Bug #43537 MEM agents not resolving hostname-to-IP on each connection
Submitted: 10 Mar 18:01 Modified: 4 Sep 17:50
Reporter: Shawn Green
Status: Verified
Category:Monitoring: Agent Severity:S3 (Non-critical)
Version:2.0 OS:Any (N/A)
Assigned to: Kay Roepke Target Version:
Tags: windmill

[10 Mar 18:01] Shawn Green
Description:
If the IP address of the MEM server changes (for example, due to a vlan switch) the
reporting agents are unable to follow. 

How to repeat:
1) Configure MEM server and at least one reporting agent. 

2) Remap the hostname of the MEM server to a new address. 

3) Observe the errors on the agents. 

4) Restart the agent to refresh the IP address of the MEM server. 

5) Observe return to normal operations.

Suggested fix:
Modify the Agent code to avoid any cached hostname resolutions.
[10 Mar 18:25] Kay Roepke
the agent doesn't resolve the URL to MEM itself, the entire URL is passed to libcurl which
does the necessary steps.
glancing at the libcurl docs i can't see a way to force re-resolving it.
i'm curious: what's the TTL of their MEM DNS record? might they be seeing their own TTL
setting here (and restarting MEM simply takes longer than the TTL)?
[10 Jun 21:01] Kay Roepke
We would need feedback for the question in the above comment to determine the source of
the problem.
Thanks
[15 Jun 17:32] Shawn Green
Here is the TTL information about memserver1 (the machine that the agents failed to follow
as it changed addresses due to a VLAN shift)

[adminuser ~]$ dig any memserver1.site1.anon

; <<>> DiG 9.2.4 <<>> any memserver1.site1.anon
;; global options: printcmd
;; Got answer:
;; ->>HEADER<<- opcode: QUERY, status: NOERROR, id: 53006
;; flags: qr aa rd ra; QUERY: 1, ANSWER: 1, AUTHORITY: 2, ADDITIONAL: 2

;; QUESTION SECTION:
;memserver1.site1.anon.
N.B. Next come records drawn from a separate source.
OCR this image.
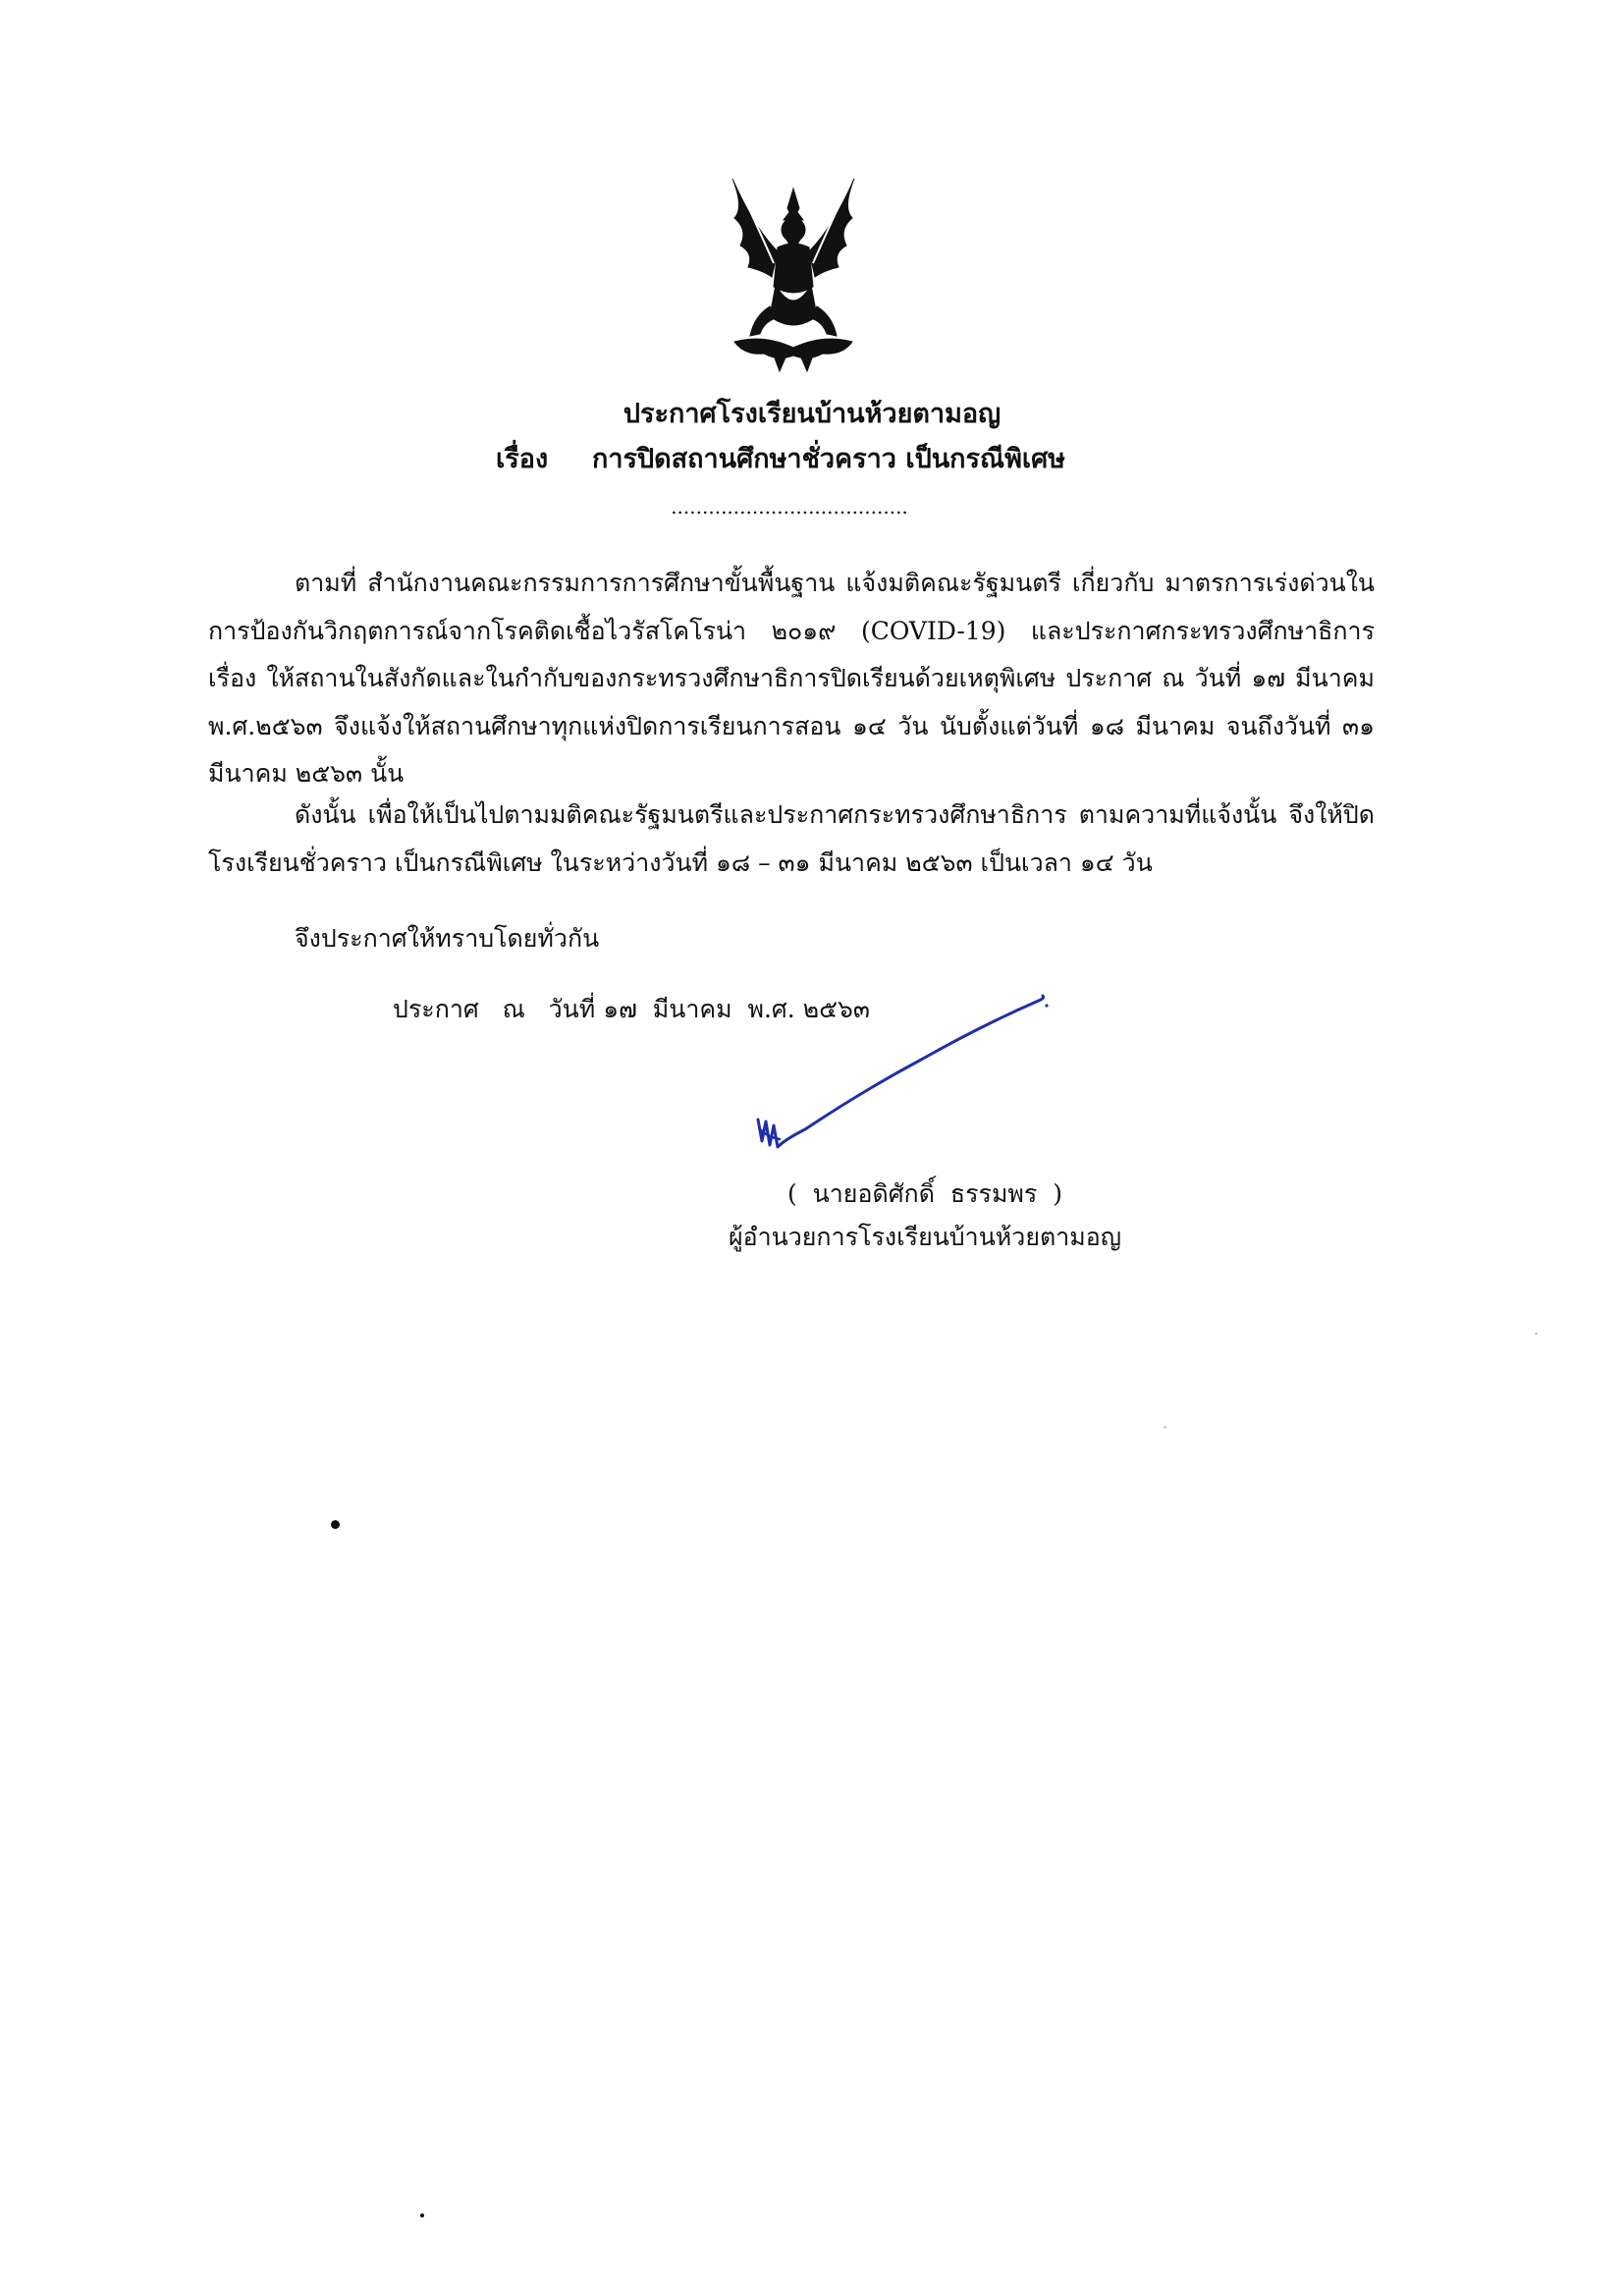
ประกาศโรงเรียนบ้านห้วยตามอญ
เรื่อง การปิดสถานศึกษาชั่วคราว เป็นกรณีพิเศษ
......................................
ตามที่ สำนักงานคณะกรรมการการศึกษาขั้นพื้นฐาน แจ้งมติคณะรัฐมนตรี เกี่ยวกับ มาตรการเร่งด่วนในการป้องกันวิกฤตการณ์จากโรคติดเชื้อไวรัสโคโรน่า ๒๐๑๙ (COVID-19) และประกาศกระทรวงศึกษาธิการ เรื่อง ให้สถานในสังกัดและในกำกับของกระทรวงศึกษาธิการปิดเรียนด้วยเหตุพิเศษ ประกาศ ณ วันที่ ๑๗ มีนาคม พ.ศ.๒๕๖๓ จึงแจ้งให้สถานศึกษาทุกแห่งปิดการเรียนการสอน ๑๔ วัน นับตั้งแต่วันที่ ๑๘ มีนาคม จนถึงวันที่ ๓๑ มีนาคม ๒๕๖๓ นั้น
ดังนั้น เพื่อให้เป็นไปตามมติคณะรัฐมนตรีและประกาศกระทรวงศึกษาธิการ ตามความที่แจ้งนั้น จึงให้ปิดโรงเรียนชั่วคราว เป็นกรณีพิเศษ ในระหว่างวันที่ ๑๘ – ๓๑ มีนาคม ๒๕๖๓ เป็นเวลา ๑๔ วัน
จึงประกาศให้ทราบโดยทั่วกัน
ประกาศ   ณ   วันที่ ๑๗  มีนาคม  พ.ศ. ๒๕๖๓
(  นายอดิศักดิ์  ธรรมพร  )
ผู้อำนวยการโรงเรียนบ้านห้วยตามอญ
IN ANY

;; ANSWER SECTION:
memserver1.site1.anon. 10800 IN A xxx.yyy.102.101

;; AUTHORITY SECTION:
site1.anon. 10800 IN NS ns1.lhr1.activehotels.com.
site1.anon. 10800 IN NS ns2.lhr1.activehotels.com.

;; ADDITIONAL SECTION:
ns1.xxx.site2.anon. 10800 IN A xxx.yyy.102.200
ns2.xxx.site2.anon. 10800 IN A xxx.yyy.103.200

;; Query time: 0 msec
;; SERVER: xxx.yyy.102.200#53(xxx.yyy.102.200)
;; WHEN: Mon Jun 15 08:22:32 2009
;; MSG SIZE rcvd: 152

Restarting the agent allowed for the new address to resolve properly but for one example
I know about this problem affecting about 130 agents at the same time. If we could
somehow get libcurl to uncache any DNS resolutions when we get a "failure to connect"
message and try again, then it would improve our ability to follow network changes like
VLAN remaps.